There was no unlawful interest or usury charged on the renewal of the note for two hundred and forty-five dollars when it was increased to two hundred and eighty-six dollars and seventy-six cents ; the difference of forty-one dollars and seventy-six.cents is less than the lawful interest on two hundred and forty-five dollars from the fourth of July, one thousand eight hundred and thirty-seven to the eleventh day of April, one thousand eight hundred and forty ; being the time of the forbearance alleged in the bill. The note for two hundred and eighty-six dollars and seventy-six cents, dated the eighth of October, one thousand eight hundred and thirty-nine, at six months, is the one now in existence on *444which the suit at law is brought and which the bill seeks to' get up. If we are not to look beyond this note, there is no usury in the case. But this note had its origin in a loan of two hundred dollars on the twenty-third day of June, one thousand eight hundred and thirty-six, for which a note was then given for two hundred and fifteen dollars at four months; and which, by subsequent renewals down to the fourth day of January, one thousand eight hundred and thirty-seven, had increased, by the addition of interest, to two hundred and forty-five dollars ; in this addition to the amount would consist the usury.
Now, if there had been no further note given and the note of the fourth of January, one thousand eight hundred and thirty-seven had remained as evidence of the defendant’s demand, the case would not have come within the act of May 15,1837,. so as to entitle the complainant to file a bill, without offering to pay the principal borrowed ; but the previous excessive interest is carried forward and included in the note of the eighth of October, one thousand eight hundred and thirty-nine and by that means the latter note is tainted and subjected to the condemnation of the law of 1837, which authorizes the filing of a bill without an offer to pay either principal or interest. And the bill in this cause, in its present form, is not demurrable on account of that omission.
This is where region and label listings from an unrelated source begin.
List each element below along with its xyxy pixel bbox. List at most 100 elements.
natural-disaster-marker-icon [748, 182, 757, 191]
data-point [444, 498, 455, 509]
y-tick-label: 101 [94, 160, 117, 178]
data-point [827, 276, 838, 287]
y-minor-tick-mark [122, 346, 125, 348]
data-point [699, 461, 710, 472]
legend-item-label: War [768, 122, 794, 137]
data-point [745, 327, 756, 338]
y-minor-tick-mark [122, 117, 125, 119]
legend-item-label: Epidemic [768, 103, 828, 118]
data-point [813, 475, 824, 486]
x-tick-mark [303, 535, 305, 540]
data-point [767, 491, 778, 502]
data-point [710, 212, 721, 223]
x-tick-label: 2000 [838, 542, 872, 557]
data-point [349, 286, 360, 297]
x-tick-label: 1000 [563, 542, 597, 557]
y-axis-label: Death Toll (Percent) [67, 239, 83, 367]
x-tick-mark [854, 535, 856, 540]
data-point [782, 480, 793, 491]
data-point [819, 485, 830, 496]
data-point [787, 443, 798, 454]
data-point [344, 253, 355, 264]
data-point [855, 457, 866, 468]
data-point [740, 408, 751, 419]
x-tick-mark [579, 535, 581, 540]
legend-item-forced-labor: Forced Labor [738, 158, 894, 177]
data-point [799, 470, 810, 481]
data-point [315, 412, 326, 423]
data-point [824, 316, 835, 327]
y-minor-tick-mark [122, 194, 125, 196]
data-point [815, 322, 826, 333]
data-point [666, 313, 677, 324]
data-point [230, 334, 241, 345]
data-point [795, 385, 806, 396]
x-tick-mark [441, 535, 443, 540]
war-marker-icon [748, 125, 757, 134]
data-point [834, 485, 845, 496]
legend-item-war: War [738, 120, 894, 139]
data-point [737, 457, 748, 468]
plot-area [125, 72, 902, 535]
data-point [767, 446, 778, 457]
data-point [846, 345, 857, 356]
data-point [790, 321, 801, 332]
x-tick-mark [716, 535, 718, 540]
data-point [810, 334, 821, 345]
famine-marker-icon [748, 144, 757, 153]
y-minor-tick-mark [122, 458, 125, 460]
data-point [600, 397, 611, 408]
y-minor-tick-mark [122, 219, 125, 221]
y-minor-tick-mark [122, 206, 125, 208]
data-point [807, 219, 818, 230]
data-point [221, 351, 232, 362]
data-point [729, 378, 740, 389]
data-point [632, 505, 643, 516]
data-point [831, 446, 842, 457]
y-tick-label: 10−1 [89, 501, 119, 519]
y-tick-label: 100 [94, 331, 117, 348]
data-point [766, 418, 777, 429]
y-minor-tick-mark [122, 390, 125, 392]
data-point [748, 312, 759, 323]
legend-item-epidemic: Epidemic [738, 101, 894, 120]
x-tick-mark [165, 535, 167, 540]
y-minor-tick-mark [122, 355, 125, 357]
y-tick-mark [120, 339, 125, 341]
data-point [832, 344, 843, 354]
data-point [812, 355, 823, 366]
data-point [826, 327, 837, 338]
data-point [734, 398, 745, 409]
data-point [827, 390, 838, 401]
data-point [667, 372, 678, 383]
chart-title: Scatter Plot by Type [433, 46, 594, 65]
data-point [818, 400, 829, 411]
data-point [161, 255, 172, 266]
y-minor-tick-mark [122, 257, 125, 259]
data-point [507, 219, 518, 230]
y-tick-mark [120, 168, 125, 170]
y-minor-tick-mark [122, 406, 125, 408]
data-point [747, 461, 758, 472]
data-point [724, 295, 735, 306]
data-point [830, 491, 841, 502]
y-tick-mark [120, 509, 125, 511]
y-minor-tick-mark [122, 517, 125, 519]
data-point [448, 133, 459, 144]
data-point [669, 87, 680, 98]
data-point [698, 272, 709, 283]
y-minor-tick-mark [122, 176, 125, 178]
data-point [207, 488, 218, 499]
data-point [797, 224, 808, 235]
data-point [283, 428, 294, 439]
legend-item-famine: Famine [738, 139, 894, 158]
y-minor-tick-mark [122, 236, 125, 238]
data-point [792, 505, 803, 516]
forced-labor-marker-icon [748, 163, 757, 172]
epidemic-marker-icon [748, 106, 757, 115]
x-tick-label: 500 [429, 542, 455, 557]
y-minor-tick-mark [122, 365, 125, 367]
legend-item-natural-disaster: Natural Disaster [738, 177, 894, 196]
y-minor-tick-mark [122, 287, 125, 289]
Still, it is not a matter of course, in all cases under this statute, to come into this court for discovery or relief. A discovery of the usury can be had on the trial at law by examining the plaintiff as a witness : § 2 of the statute ; and a defeat of the action on a note or bond will, in general, put an end to all further claim upon it.
If discovery or relief is sought in this court, the bill should contain some special grounds for coming here, such as are pointed out or adverted to by the Chancellor in Perrine v. Striker, 7 Paige’s C. R. 598. No special reasons are shown by this bill why the complainants cannot examine the defendant (the plaintiff in the suit at law) as a witness on the trial there or why a verdict and judgment in the court of law in favor of the defendants will not be a perfect protection against any further suit on the note. It does not appear that there is any *445danger or threat of negociating the note any further or passing it away to a third person to be sued in a new action.
I consider, therefore, that the demurrer must be allowed and the bill be dismissed, with costs ; but with leave to the complainants to amend their bill, if they shall be advised and pay the costs within twenty days.